The thing that makes obesity the most terrifying addiction is that there is barely any hope of changing after habits are set in. Once you are an adult, they are basically sealed.  Only in youth have I personally seen it to be cured.

The best thing you can do is start now. Maintain healthy habits before you get a dependency on food by exercising regularly and watching what you eat. Before it is too late and you are just another one of those 154 million victims.

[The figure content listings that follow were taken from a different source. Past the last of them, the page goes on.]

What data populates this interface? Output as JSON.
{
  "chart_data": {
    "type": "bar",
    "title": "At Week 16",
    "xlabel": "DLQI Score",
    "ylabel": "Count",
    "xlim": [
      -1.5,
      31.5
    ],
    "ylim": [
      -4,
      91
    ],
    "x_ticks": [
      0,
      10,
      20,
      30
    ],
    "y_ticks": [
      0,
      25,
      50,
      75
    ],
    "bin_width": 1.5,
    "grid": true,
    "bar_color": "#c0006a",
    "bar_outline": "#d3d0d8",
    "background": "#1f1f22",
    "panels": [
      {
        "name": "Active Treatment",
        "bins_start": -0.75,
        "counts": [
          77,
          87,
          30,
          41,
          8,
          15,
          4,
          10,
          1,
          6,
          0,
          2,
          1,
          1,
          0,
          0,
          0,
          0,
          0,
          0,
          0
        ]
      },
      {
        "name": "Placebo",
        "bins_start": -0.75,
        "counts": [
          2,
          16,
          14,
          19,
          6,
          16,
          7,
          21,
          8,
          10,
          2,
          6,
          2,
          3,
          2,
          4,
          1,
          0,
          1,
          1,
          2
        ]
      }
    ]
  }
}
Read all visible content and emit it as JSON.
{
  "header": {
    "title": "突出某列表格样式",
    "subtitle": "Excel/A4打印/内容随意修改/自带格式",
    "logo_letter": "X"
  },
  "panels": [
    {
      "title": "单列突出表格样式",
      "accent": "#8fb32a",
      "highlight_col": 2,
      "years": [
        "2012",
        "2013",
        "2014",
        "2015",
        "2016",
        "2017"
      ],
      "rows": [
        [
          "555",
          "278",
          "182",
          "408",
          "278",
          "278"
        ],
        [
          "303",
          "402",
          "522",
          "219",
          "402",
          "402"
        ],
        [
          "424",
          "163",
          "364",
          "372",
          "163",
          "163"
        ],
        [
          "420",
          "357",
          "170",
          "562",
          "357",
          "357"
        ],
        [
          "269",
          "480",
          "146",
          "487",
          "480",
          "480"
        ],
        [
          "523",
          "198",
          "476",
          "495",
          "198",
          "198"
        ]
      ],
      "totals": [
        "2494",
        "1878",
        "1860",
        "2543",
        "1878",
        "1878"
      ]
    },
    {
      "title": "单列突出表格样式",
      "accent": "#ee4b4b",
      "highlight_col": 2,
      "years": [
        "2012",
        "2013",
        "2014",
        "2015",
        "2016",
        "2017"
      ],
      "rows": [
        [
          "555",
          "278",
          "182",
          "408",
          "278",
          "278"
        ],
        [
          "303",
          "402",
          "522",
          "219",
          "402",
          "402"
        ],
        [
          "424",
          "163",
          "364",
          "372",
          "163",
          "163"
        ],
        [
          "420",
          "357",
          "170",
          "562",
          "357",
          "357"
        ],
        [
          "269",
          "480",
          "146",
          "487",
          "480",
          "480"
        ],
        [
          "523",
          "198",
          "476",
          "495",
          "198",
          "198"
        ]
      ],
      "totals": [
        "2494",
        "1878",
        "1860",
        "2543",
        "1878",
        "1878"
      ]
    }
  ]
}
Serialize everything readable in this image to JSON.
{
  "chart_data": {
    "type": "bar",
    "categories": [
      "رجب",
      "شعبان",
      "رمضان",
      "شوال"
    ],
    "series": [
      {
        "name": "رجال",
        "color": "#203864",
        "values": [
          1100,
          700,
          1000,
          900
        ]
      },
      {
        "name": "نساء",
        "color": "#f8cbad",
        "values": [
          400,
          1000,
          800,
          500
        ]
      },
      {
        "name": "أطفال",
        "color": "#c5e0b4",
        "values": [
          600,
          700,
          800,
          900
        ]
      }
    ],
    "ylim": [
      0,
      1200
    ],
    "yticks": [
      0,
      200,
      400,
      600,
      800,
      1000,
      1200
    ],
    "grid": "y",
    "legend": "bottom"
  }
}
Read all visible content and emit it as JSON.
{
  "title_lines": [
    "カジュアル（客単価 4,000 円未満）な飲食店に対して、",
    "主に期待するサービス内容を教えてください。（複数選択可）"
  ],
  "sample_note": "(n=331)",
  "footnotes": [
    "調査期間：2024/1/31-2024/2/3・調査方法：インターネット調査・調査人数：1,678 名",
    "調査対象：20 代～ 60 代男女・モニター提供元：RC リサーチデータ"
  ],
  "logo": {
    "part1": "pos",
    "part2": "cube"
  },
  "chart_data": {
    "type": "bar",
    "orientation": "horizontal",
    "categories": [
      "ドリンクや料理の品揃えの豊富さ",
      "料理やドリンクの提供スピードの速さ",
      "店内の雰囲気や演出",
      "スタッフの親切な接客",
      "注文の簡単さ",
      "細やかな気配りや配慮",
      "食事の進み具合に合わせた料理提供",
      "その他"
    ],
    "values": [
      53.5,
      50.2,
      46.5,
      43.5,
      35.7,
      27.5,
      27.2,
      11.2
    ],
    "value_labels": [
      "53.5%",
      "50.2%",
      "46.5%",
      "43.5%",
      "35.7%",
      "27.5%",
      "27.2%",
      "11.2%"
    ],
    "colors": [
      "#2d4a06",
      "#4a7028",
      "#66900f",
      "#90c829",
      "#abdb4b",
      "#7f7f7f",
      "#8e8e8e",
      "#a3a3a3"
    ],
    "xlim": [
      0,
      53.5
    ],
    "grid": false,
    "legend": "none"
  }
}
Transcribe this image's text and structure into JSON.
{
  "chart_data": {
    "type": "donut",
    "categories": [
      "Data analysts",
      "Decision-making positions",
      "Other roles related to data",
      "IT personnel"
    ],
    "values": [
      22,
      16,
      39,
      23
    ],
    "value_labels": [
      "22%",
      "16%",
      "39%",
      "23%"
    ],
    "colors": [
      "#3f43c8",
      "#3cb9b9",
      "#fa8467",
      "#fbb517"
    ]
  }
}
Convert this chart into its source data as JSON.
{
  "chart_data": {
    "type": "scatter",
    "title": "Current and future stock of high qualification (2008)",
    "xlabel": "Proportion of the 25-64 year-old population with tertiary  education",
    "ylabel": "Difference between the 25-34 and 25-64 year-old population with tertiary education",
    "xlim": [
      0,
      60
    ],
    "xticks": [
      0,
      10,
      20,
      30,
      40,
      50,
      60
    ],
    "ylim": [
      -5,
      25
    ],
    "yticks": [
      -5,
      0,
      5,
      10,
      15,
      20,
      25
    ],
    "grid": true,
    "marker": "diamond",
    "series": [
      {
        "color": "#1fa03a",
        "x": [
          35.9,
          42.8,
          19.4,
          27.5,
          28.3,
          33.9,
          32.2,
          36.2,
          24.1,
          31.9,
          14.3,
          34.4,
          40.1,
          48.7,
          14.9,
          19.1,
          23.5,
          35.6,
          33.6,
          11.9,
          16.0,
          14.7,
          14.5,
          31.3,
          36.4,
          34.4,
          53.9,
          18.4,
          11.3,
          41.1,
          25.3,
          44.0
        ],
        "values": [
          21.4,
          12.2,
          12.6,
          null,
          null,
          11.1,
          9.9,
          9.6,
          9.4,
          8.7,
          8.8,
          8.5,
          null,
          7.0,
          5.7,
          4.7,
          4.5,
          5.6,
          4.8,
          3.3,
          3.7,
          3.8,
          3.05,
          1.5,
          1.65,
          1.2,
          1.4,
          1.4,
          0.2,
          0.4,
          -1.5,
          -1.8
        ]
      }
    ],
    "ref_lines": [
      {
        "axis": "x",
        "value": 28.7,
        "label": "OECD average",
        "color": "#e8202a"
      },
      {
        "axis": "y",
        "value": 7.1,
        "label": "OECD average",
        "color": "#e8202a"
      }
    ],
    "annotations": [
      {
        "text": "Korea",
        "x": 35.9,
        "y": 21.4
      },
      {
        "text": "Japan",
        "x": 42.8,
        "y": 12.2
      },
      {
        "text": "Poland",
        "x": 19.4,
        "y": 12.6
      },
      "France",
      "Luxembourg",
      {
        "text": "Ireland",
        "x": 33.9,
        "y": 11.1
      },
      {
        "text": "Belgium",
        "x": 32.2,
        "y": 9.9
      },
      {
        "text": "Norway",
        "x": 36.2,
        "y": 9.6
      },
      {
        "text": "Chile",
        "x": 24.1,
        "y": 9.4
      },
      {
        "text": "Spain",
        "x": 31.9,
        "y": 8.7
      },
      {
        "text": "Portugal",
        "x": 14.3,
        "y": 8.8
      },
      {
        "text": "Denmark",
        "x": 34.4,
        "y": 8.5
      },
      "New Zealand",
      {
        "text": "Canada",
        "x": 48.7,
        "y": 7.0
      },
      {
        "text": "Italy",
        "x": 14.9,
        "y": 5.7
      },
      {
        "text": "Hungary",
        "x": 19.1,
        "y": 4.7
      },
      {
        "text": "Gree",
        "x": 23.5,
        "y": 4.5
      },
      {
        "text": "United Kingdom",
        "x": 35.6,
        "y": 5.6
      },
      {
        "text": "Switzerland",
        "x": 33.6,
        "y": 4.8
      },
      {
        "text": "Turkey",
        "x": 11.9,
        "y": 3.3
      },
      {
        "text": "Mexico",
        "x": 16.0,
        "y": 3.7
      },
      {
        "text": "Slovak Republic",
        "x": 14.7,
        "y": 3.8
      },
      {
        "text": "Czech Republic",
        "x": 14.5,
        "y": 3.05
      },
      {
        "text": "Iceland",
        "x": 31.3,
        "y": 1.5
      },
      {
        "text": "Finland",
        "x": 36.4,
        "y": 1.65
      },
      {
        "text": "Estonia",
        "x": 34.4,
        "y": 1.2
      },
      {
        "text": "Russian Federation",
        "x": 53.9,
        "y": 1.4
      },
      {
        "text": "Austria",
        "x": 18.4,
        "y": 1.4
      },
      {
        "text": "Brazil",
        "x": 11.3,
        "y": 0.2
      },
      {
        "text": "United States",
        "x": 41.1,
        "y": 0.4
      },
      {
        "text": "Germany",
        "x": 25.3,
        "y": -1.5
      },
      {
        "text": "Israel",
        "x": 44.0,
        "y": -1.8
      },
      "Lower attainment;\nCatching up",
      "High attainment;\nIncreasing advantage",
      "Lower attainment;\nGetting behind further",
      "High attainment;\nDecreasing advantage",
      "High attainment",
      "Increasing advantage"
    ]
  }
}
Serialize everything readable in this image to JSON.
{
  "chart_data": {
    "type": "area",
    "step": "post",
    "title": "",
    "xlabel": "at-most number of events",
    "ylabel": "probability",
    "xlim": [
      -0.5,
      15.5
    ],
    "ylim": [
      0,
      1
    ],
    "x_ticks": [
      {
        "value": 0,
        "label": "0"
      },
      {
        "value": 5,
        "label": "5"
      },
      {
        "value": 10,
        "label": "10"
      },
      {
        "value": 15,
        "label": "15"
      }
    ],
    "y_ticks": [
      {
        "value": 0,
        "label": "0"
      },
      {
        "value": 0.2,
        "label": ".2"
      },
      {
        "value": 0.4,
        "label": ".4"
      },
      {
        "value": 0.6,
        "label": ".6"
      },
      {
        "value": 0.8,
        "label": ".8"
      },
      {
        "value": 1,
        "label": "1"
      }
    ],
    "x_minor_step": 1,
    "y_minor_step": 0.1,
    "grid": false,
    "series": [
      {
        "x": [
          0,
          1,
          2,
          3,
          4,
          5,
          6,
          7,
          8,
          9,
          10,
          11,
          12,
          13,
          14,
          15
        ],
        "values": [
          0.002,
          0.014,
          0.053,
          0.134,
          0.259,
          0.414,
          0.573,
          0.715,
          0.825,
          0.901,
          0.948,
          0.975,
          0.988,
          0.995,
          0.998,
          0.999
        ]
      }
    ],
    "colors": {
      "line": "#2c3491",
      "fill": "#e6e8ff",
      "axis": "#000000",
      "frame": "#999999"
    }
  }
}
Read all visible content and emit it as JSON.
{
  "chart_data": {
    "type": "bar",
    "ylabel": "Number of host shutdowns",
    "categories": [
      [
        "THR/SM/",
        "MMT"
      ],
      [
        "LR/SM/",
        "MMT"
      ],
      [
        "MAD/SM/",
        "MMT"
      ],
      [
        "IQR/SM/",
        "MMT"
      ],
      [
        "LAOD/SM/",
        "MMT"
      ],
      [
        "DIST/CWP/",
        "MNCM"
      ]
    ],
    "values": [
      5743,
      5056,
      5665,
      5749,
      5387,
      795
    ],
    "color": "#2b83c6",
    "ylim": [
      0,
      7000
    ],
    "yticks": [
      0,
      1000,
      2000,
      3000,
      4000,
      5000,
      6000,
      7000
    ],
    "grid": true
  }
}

Before you eat a snack in class just think are you really hungry? Consider the choices you make and evaluate whether you are eating because you are hungry,  just bored, or because you are simply used to always eating then. A few simple changes and paying attention to the snacks you eat and when you eat them can make a huge difference.

Making these lifestyle changes can be hard to do sometimes, but I can personally vouch that you will not be the only one trying. This past weekend my family and I went through the kitchen, threw away all the junk food and replaced it with fruits and veggies. I may have said there is barely any hope, but I will always keep holding on to that sliver of a chance for my family.